Я с помощью карандаша проследил след восьми или десяти муравьев, пока он не превратился в аккуратную линию вдоль ванны. Это похоже на набросок: сначала рисуешь неаккуратную линию, потом несколько раз проходишься по ней, и через некоторое время она становится красивой.
Помню, когда я был ребенком, отец рассказывал мне о том, насколько замечательные существа – муравьи и как они сотрудничают. Я очень внимательно наблюдал, как три или четыре муравья несут в муравейник небольшой кусочек шоколада. На первый взгляд, этот процесс выглядит как эффективное, великолепное и блестящее сотрудничество. Но если присмотреться повнимательнее, то увидишь, что ничего этого на самом деле нет: они все ведут себя так, словно шоколад поддерживает кто-то другой. Они тянут его то в одну сторону, то в другую. Один из муравьев может залезть на этот шоколад, пока его несут другие. Он покачивается, виляет, все направления перепутаны. Так что шоколад попадает в муравейник далеко не по прямой, хорошо отлаженной траектории.
Бразильские муравьи-листоеды, столь замечательные во всех остальных отношениях, выказывают весьма любопытную тупость, которая, к моему удивлению, не отмерла в процессе эволюции. Муравью нужно немало потрудиться, чтобы прогрызть в листе круговую дугу с целью отделить часть листа. Когда этот процесс заканчивается, существует пятидесятипроцентная вероятность того, что муравей схватит не ту часть листа, которую он отгрыз, а противоположную, тогда как нужная упадет на землю. Какое-то время муравей будет дергать и тянуть, дергать и тянуть не ту часть листа, которую он отгрыз, а потом сдастся и начнет отъедать другой кусок листа. Он не делает никакой попытки подобрать ту часть листа, которую отгрыз он или другой муравей.
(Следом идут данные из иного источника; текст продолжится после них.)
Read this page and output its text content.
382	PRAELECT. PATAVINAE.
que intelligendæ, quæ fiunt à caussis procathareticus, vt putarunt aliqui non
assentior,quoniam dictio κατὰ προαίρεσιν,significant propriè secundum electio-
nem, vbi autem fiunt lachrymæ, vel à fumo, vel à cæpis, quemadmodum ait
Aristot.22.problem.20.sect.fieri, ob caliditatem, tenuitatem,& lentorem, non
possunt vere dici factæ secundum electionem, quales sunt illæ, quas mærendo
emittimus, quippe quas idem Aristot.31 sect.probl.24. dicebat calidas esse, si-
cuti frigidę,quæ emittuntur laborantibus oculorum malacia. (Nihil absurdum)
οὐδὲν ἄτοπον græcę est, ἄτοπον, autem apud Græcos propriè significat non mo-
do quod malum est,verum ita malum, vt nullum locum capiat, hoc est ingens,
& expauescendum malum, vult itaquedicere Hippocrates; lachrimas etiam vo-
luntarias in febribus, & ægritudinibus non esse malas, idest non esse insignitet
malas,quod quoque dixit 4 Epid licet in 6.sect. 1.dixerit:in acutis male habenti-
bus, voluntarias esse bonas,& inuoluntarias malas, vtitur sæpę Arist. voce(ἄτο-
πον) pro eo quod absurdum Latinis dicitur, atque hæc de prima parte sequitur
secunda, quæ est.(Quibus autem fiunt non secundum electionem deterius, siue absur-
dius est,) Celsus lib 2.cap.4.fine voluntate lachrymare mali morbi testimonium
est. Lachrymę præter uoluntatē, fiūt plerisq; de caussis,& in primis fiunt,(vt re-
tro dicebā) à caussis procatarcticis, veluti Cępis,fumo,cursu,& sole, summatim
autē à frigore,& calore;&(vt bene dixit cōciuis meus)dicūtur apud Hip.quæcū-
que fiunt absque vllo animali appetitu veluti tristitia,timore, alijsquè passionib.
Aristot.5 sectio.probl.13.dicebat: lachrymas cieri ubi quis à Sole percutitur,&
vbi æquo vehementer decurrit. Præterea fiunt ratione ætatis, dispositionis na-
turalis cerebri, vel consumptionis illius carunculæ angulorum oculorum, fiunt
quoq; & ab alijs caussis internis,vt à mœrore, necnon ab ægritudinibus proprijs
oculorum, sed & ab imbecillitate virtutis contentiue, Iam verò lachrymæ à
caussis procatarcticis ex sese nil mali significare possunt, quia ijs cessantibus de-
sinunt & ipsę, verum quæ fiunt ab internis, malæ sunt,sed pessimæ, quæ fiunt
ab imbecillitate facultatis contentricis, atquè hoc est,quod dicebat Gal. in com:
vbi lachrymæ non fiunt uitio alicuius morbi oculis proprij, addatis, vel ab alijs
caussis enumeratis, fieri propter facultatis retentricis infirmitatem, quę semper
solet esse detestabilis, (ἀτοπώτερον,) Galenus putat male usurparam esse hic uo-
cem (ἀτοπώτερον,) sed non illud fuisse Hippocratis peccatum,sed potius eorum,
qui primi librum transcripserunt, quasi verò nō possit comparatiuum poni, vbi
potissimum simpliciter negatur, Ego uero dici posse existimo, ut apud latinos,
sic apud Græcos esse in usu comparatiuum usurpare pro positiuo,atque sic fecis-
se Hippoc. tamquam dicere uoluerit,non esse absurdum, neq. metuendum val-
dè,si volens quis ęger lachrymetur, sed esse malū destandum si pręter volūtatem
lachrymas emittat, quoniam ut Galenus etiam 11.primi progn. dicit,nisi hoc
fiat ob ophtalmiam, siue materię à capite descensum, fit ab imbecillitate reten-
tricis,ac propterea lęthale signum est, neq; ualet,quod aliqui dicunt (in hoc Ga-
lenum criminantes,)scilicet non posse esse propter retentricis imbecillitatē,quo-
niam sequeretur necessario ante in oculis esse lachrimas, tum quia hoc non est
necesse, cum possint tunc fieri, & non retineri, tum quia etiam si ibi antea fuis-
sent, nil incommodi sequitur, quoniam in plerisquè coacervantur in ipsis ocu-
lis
Так что если смотреть внимательно, то видишь, что с делом отгрызания листьев и аккуратного их унесения муравьи справляются далеко не блестяще: они подходят к листу, прогрызают дугу, и долго-долго тянут противоположную сторону листа, а отгрызенная часть падает на землю.
В Принстоне муравьи обнаружили мою кладовку, где я хранил варенье, хлеб и т.п. и которая располагалась на приличном расстоянии от окна. Длинная колонна муравьев маршировала по полу через всю комнату. Это произошло как раз тогда, когда я проводил над муравьями свои эксперименты, и я подумал: «Что можно сделать, чтобы не допустить их в свою кладовку, не убивая их? Никакого яда; к муравьям нужно относиться гуманно!»
Я сделал следующее. Вначале я положил кусочек сахара в шести или восьми дюймах от их входа в комнату, о котором они не знали. Затем я снова изготовил переносные полоски бумаги, и всякий раз, когда муравей, возвращаясь с пищей, забредал на эту полоску, я брал ее и переправлял муравья на сахар. Туда же я переправлял каждого муравья, который направлялся к кладовке и попадал на такую полоску. В конце концов, муравьи нашли дорогу от сахара к тому отверстию, через которое они попадали в комнату, так что новый след все усиливался и усиливался, в то время как старый использовался все реже и реже. Я знал, что примерно через полчаса старый след высохнет, и через час в моей кладовке не было ни одного муравья. Я не мыл пол; я не делал ничего, я просто переправлял муравьев.